Case 3 presented an abnormal ultrasound indicating nasal bone hypoplasia and a mosaic karyotype of 47,XY,+mar/46,XY. The sSMC was a 24.99 Mb gain of the 3q26.31q29 region [arr 3q26.31q29(172862469_197851444)×2~3[30%]], with a neocentromere. Neocentric sSMCs constitute one of the smallest groups of reported sSMCs and have a centromeric constriction but without detectable alpha-satellite DNA . Neocentric sSMCs carry newly derived centromeres that are apparently formed within interstitial chromosomal sites and have no centromeric function, but it is unclear how the neocentromere is acquired and formed on an acentric fragment . More than 90% of cases of a neocentric sSMC are associated with an adverse clinical outcome, which is mainly due to the size of the imbalanced chromosome dosage. In total, 10 neocentric sSMCs of chromosome 3 have been reported, nine of which were derived from the distal tip of the long arm . Typical phenotypes of neocentric sSMC(3) are dysmorphic features (64%), streaky hyperpigmentation (55%), mental retardation (45%), kidney problems (36%, and polydactyly (27%) . We classified the sSMC of case 3 as pathogenic, thus the pregnancy was terminated.
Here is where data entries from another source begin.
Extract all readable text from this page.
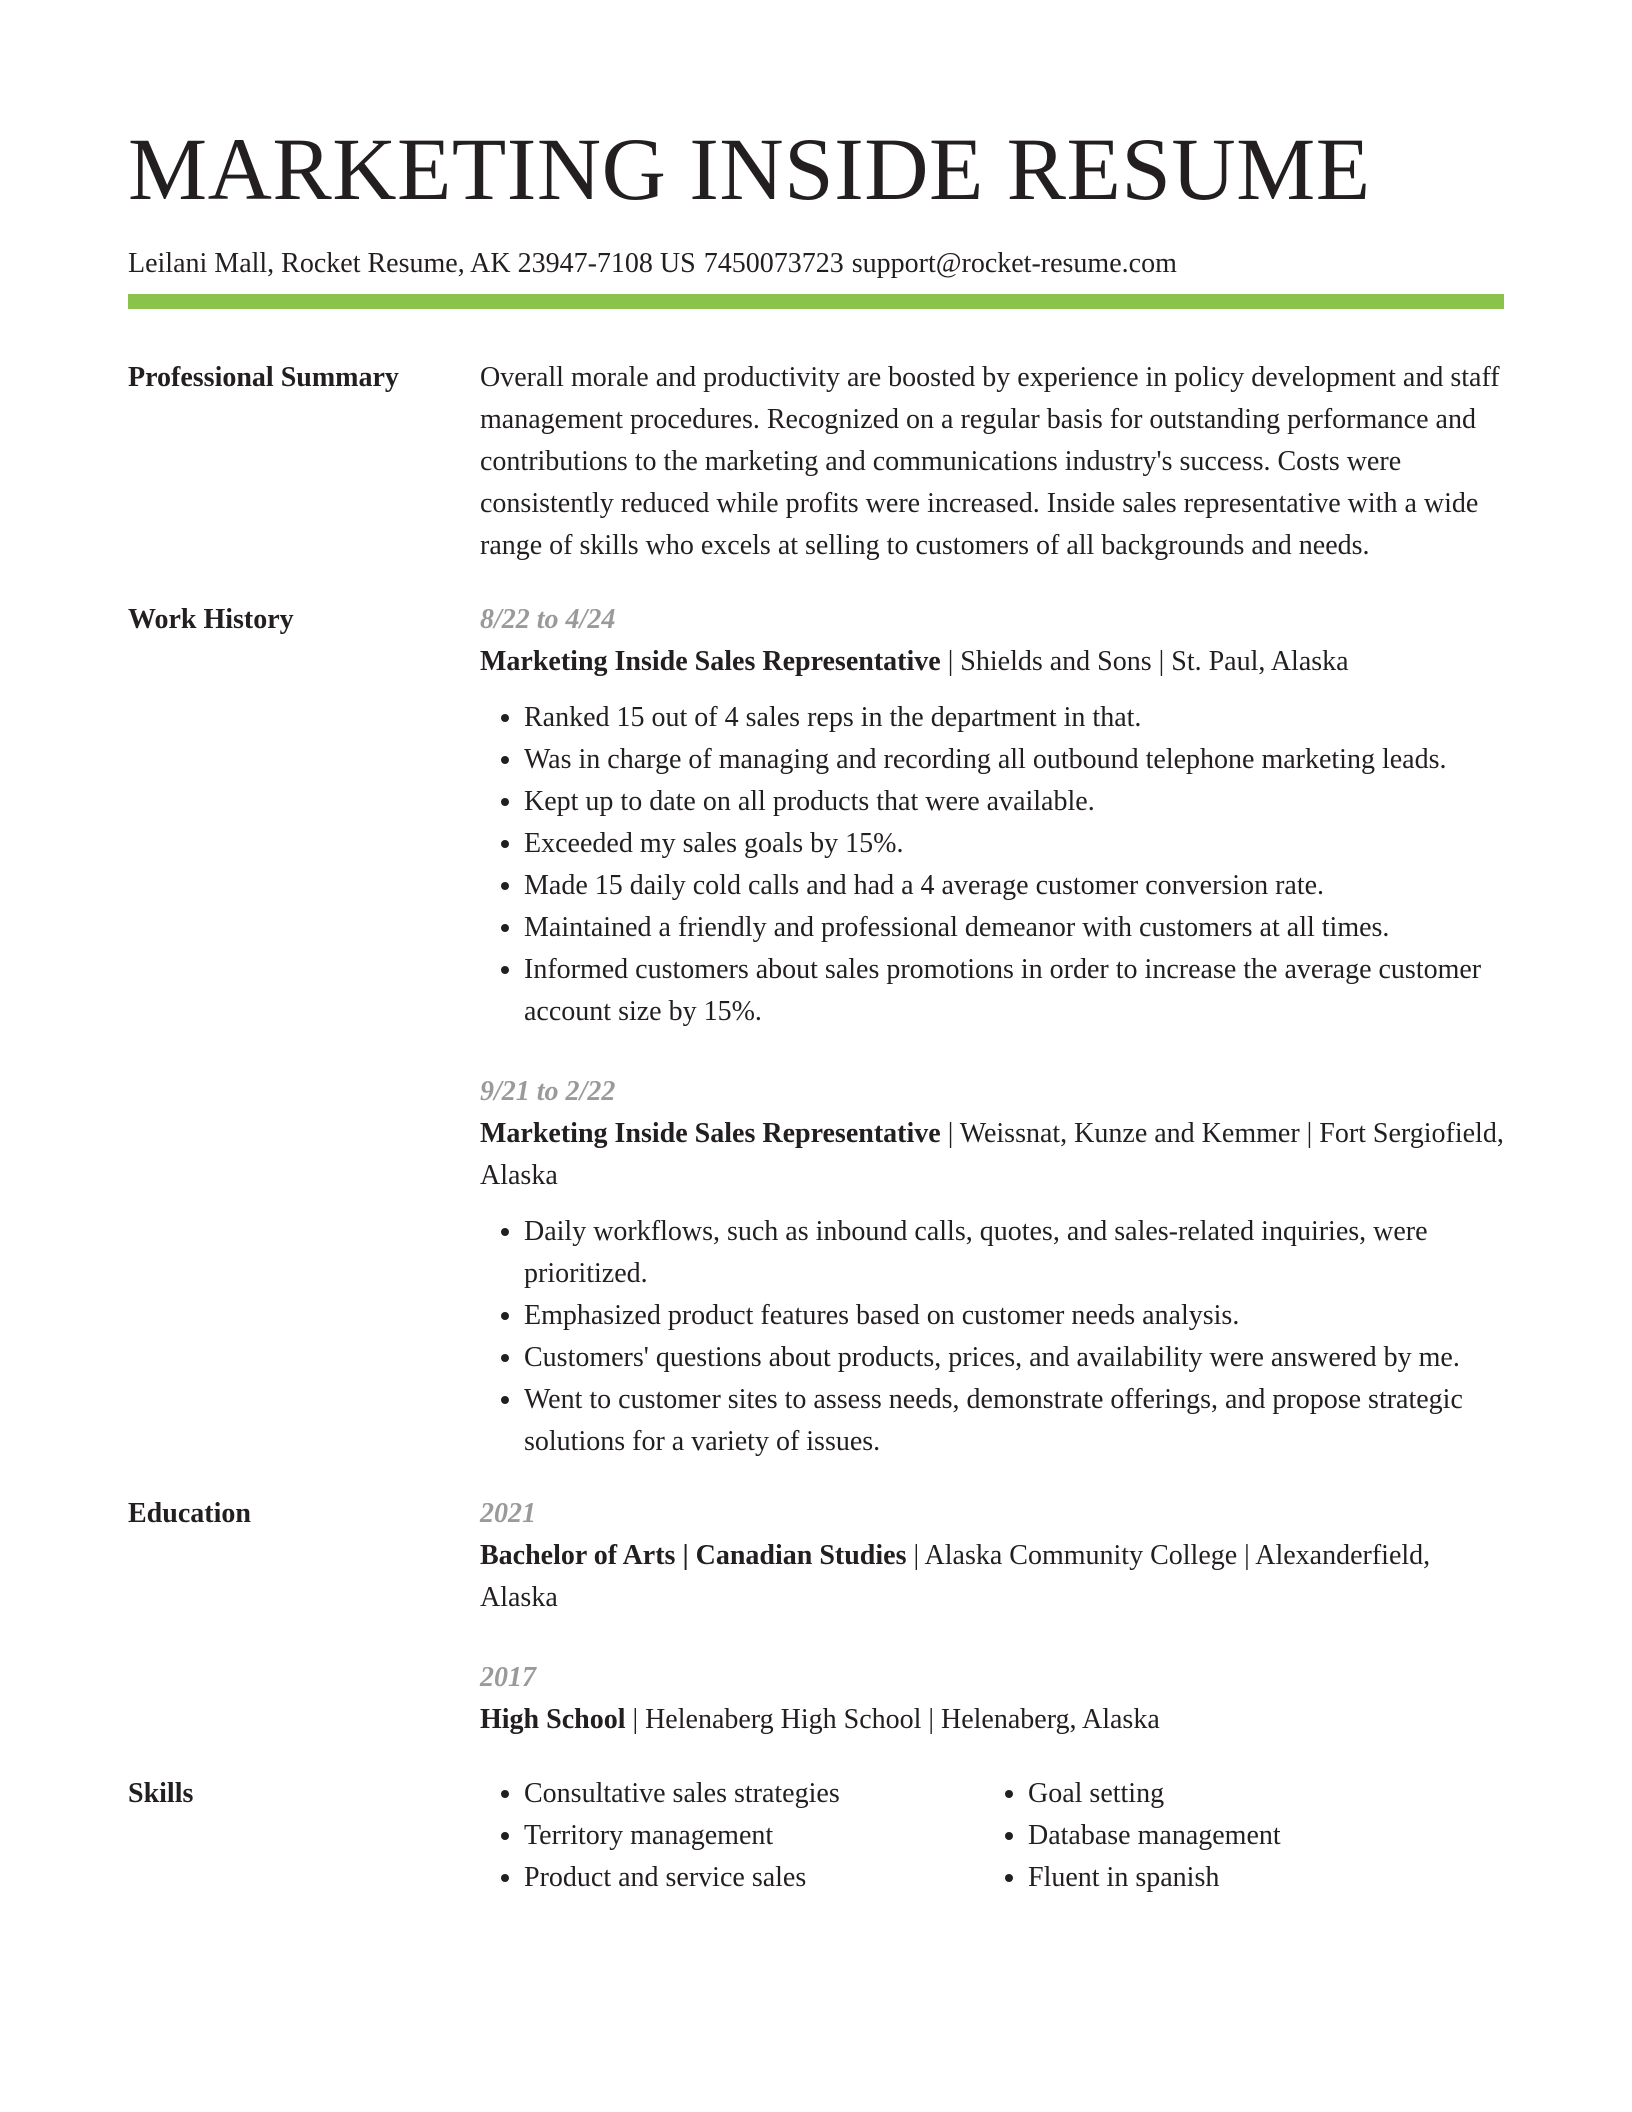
MARKETING INSIDE RESUME
Leilani Mall, Rocket Resume, AK 23947-7108 US 7450073723 support@rocket-resume.com
Professional Summary	Overall morale and productivity are boosted by experience in policy development and staff management procedures. Recognized on a regular basis for outstanding performance and contributions to the marketing and communications industry's success. Costs were consistently reduced while profits were increased. Inside sales representative with a wide range of skills who excels at selling to customers of all backgrounds and needs.

Work History	8/22 to 4/24
Marketing Inside Sales Representative | Shields and Sons | St. Paul, Alaska
• Ranked 15 out of 4 sales reps in the department in that.
• Was in charge of managing and recording all outbound telephone marketing leads.
• Kept up to date on all products that were available.
• Exceeded my sales goals by 15%.
• Made 15 daily cold calls and had a 4 average customer conversion rate.
• Maintained a friendly and professional demeanor with customers at all times.
• Informed customers about sales promotions in order to increase the average customer account size by 15%.
9/21 to 2/22
Marketing Inside Sales Representative | Weissnat, Kunze and Kemmer | Fort Sergiofield, Alaska
• Daily workflows, such as inbound calls, quotes, and sales-related inquiries, were prioritized.
• Emphasized product features based on customer needs analysis.
• Customers' questions about products, prices, and availability were answered by me.
• Went to customer sites to assess needs, demonstrate offerings, and propose strategic solutions for a variety of issues.
Education	2021
Bachelor of Arts | Canadian Studies | Alaska Community College | Alexanderfield, Alaska
2017
High School | Helenaberg High School | Helenaberg, Alaska
Skills
•	Consultative sales strategies
• Territory management
• Product and service sales
• Goal setting
• Database management
• Fluent in spanish
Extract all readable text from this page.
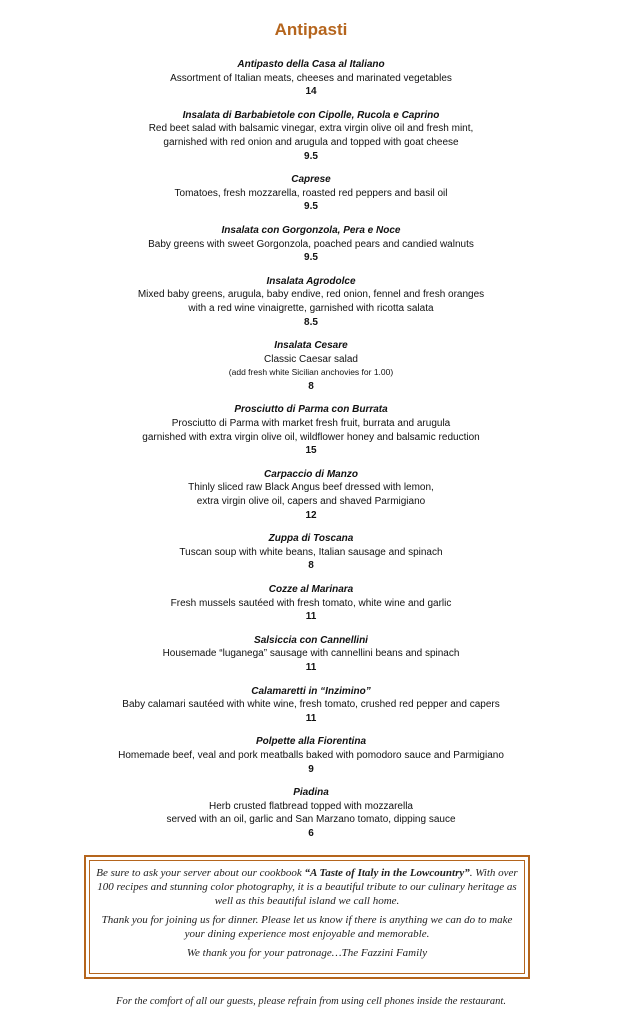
Antipasti
Antipasto della Casa al Italiano
Assortment of Italian meats, cheeses and marinated vegetables
14
Insalata di Barbabietole con Cipolle, Rucola e Caprino
Red beet salad with balsamic vinegar, extra virgin olive oil and fresh mint,
garnished with red onion and arugula and topped with goat cheese
9.5
Caprese
Tomatoes, fresh mozzarella, roasted red peppers and basil oil
9.5
Insalata con Gorgonzola, Pera e Noce
Baby greens with sweet Gorgonzola, poached pears and candied walnuts
9.5
Insalata Agrodolce
Mixed baby greens, arugula, baby endive, red onion, fennel and fresh oranges
with a red wine vinaigrette, garnished with ricotta salata
8.5
Insalata Cesare
Classic Caesar salad
(add fresh white Sicilian anchovies for 1.00)
8
Prosciutto di Parma con Burrata
Prosciutto di Parma with market fresh fruit, burrata and arugula
garnished with extra virgin olive oil, wildflower honey and balsamic reduction
15
Carpaccio di Manzo
Thinly sliced raw Black Angus beef dressed with lemon,
extra virgin olive oil, capers and shaved Parmigiano
12
Zuppa di Toscana
Tuscan soup with white beans, Italian sausage and spinach
8
Cozze al Marinara
Fresh mussels sautéed with fresh tomato, white wine and garlic
11
Salsiccia con Cannellini
Housemade “luganega” sausage with cannellini beans and spinach
11
Calamaretti in “Inzimino”
Baby calamari sautéed with white wine, fresh tomato, crushed red pepper and capers
11
Polpette alla Fiorentina
Homemade beef, veal and pork meatballs baked with pomodoro sauce and Parmigiano
9
Piadina
Herb crusted flatbread topped with mozzarella
served with an oil, garlic and San Marzano tomato, dipping sauce
6

Be sure to ask your server about our cookbook “A Taste of Italy in the Lowcountry”. With over 100 recipes and stunning color photography, it is a beautiful tribute to our culinary heritage as well as this beautiful island we call home.

Thank you for joining us for dinner. Please let us know if there is anything we can do to make your dining experience most enjoyable and memorable.

We thank you for your patronage…The Fazzini Family

For the comfort of all our guests, please refrain from using cell phones inside the restaurant.
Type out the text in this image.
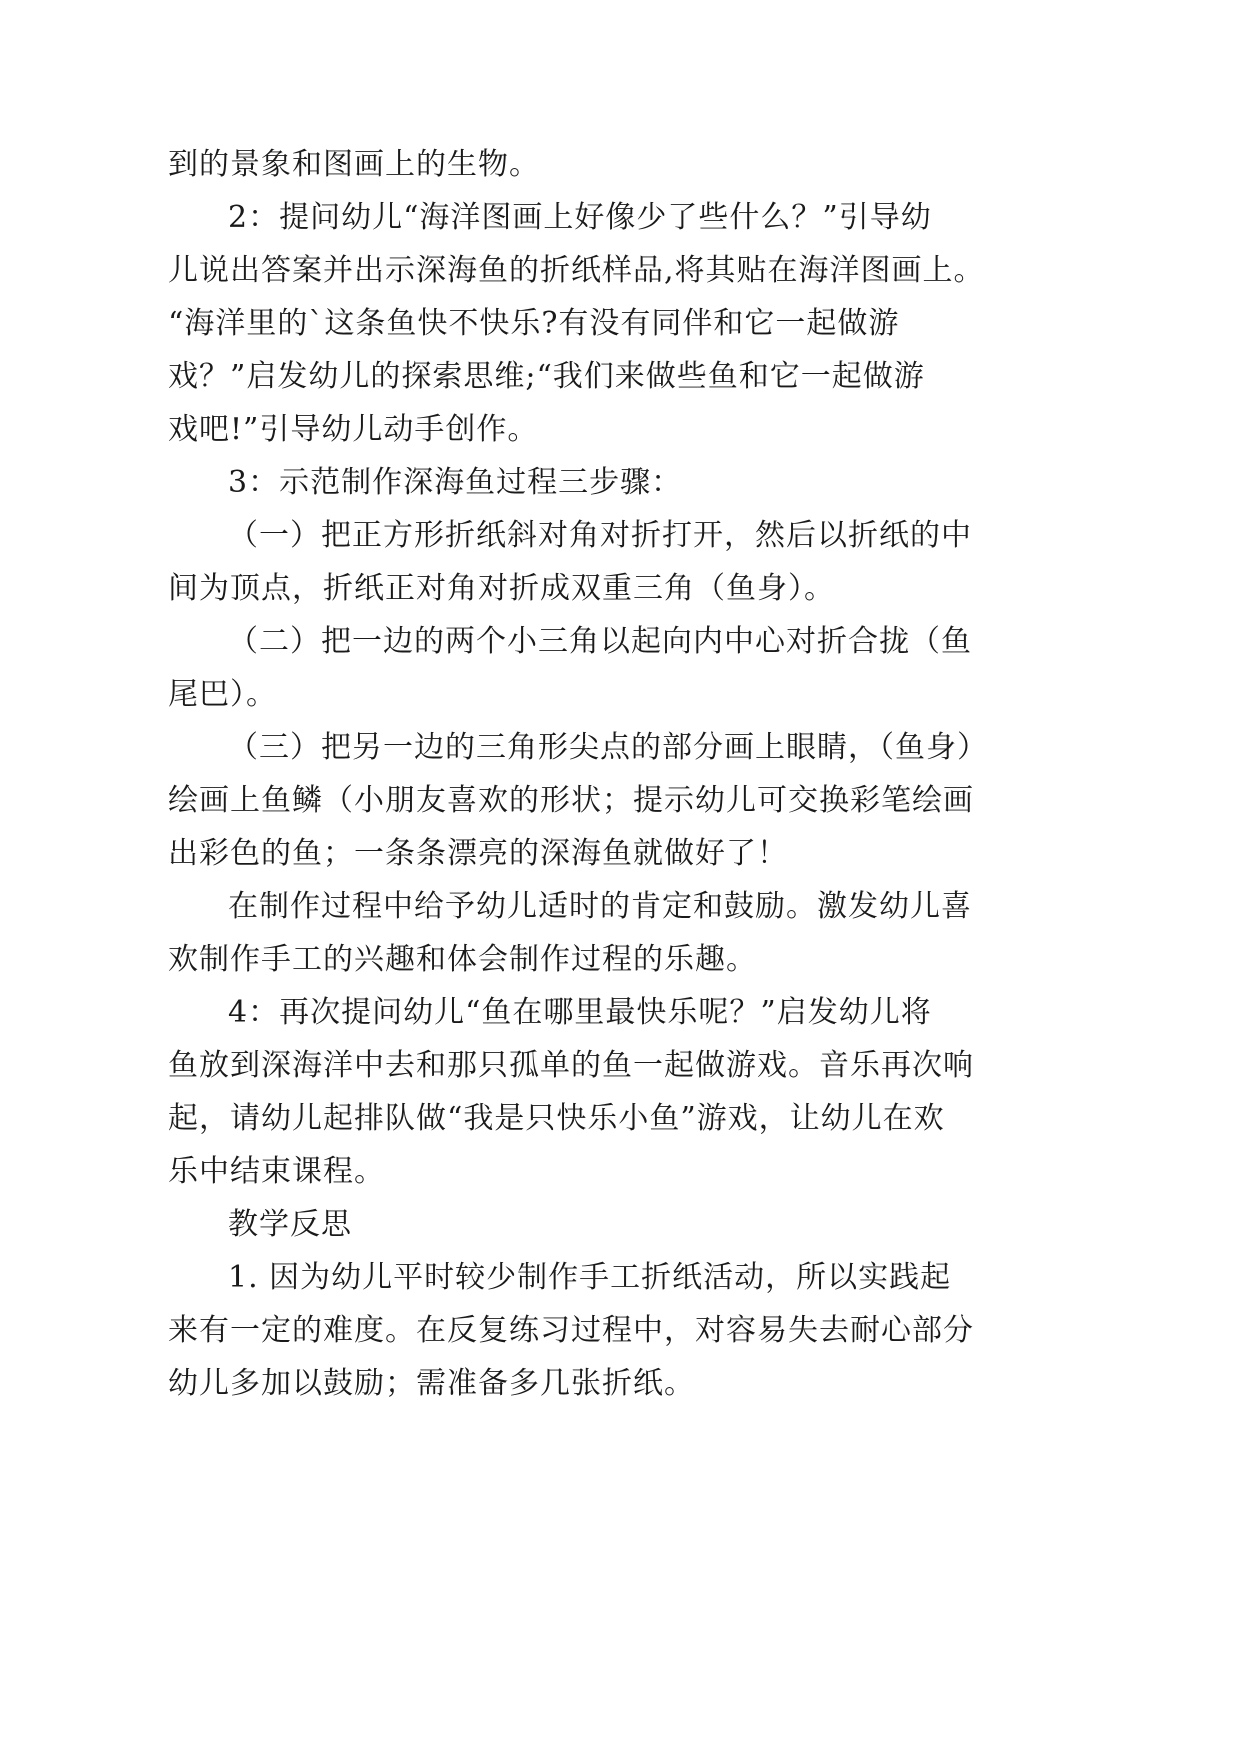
到的景象和图画上的生物。

2：提问幼儿“海洋图画上好像少了些什么？”引导幼

儿说出答案并出示深海鱼的折纸样品,将其贴在海洋图画上。

“海洋里的`这条鱼快不快乐?有没有同伴和它一起做游

戏？”启发幼儿的探索思维;“我们来做些鱼和它一起做游

戏吧!”引导幼儿动手创作。

3：示范制作深海鱼过程三步骤：

（一）把正方形折纸斜对角对折打开，然后以折纸的中

间为顶点，折纸正对角对折成双重三角（鱼身）。

（二）把一边的两个小三角以起向内中心对折合拢（鱼

尾巴）。

（三）把另一边的三角形尖点的部分画上眼睛，（鱼身）

绘画上鱼鳞（小朋友喜欢的形状；提示幼儿可交换彩笔绘画

出彩色的鱼；一条条漂亮的深海鱼就做好了！

在制作过程中给予幼儿适时的肯定和鼓励。激发幼儿喜

欢制作手工的兴趣和体会制作过程的乐趣。

4：再次提问幼儿“鱼在哪里最快乐呢？”启发幼儿将

鱼放到深海洋中去和那只孤单的鱼一起做游戏。音乐再次响

起，请幼儿起排队做“我是只快乐小鱼”游戏，让幼儿在欢

乐中结束课程。

教学反思

1. 因为幼儿平时较少制作手工折纸活动，所以实践起

来有一定的难度。在反复练习过程中，对容易失去耐心部分

幼儿多加以鼓励；需准备多几张折纸。
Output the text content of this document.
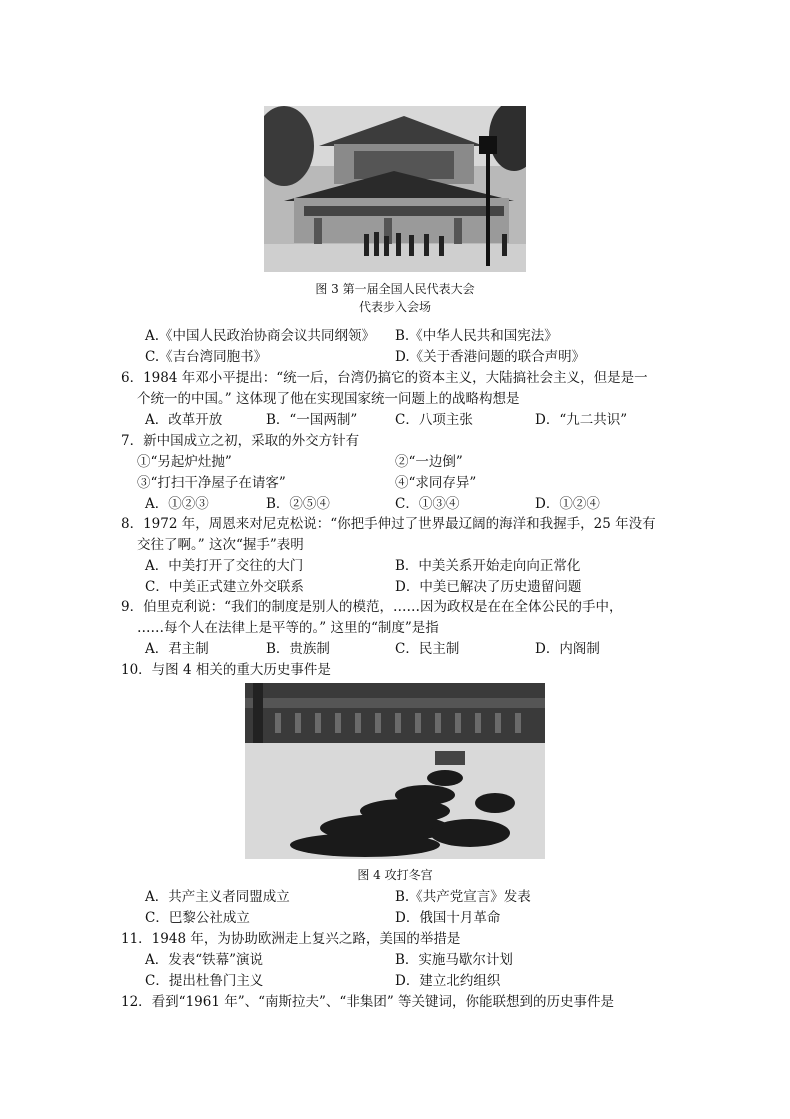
图 3 第一届全国人民代表大会
代表步入会场
A.《中国人民政治协商会议共同纲领》 B.《中华人民共和国宪法》
C.《吉台湾同胞书》	D.《关于香港问题的联合声明》
6．1984 年邓小平提出：“统一后，台湾仍搞它的资本主义，大陆搞社会主义，但是是一
个统一的中国。” 这体现了他在实现国家统一问题上的战略构想是
A．改革开放	B．“一国两制”	C．八项主张	D．“九二共识”
7．新中国成立之初，采取的外交方针有
①“另起炉灶抛”	②“一边倒”
③“打扫干净屋子在请客”	④“求同存异”
A．①②③	B．②⑤④	C．①③④	D．①②④
8．1972 年，周恩来对尼克松说：“你把手伸过了世界最辽阔的海洋和我握手，25 年没有
交往了啊。” 这次“握手”表明
A．中美打开了交往的大门	B．中美关系开始走向向正常化
C．中美正式建立外交联系	D．中美已解决了历史遗留问题
9．伯里克利说：“我们的制度是别人的模范，……因为政权是在在全体公民的手中，
……每个人在法律上是平等的。” 这里的“制度”是指
A．君主制	B．贵族制	C．民主制	D．内阁制
10．与图 4 相关的重大历史事件是
图 4 攻打冬宫
A．共产主义者同盟成立	B.《共产党宣言》发表
C．巴黎公社成立	D．俄国十月革命
11．1948 年，为协助欧洲走上复兴之路，美国的举措是
A．发表“铁幕”演说	B．实施马歇尔计划
C．提出杜鲁门主义	D．建立北约组织
12．看到“1961 年”、“南斯拉夫”、“非集团” 等关键词，你能联想到的历史事件是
The shortcoming of this paper was that interphase fluorescence in situ hybridisation (FISH) analyses were not applied to identify the morphology due to a limited amount of specimens and time in prenatal diagnosis, which was not indispensable for pathogenicity assessment and genetic counselling. The disadvantage of chromosomal microarray analysis for sSMC characterisation is if the sSMC contains only heterochromatin, it may not be identified. In this study, the failure to detect the chromosomal origin of cases 12 is likely due to the same reason. Meanwhile, low-level mosaicism (< 20%) can also be missed. The combined application of traditional and molecular cytogenetic analyses has a critical role in precisely characterising sSMCs, including the mosaic form, molecular components, and shape of the sSMCs, which offers more information for genetic counselling.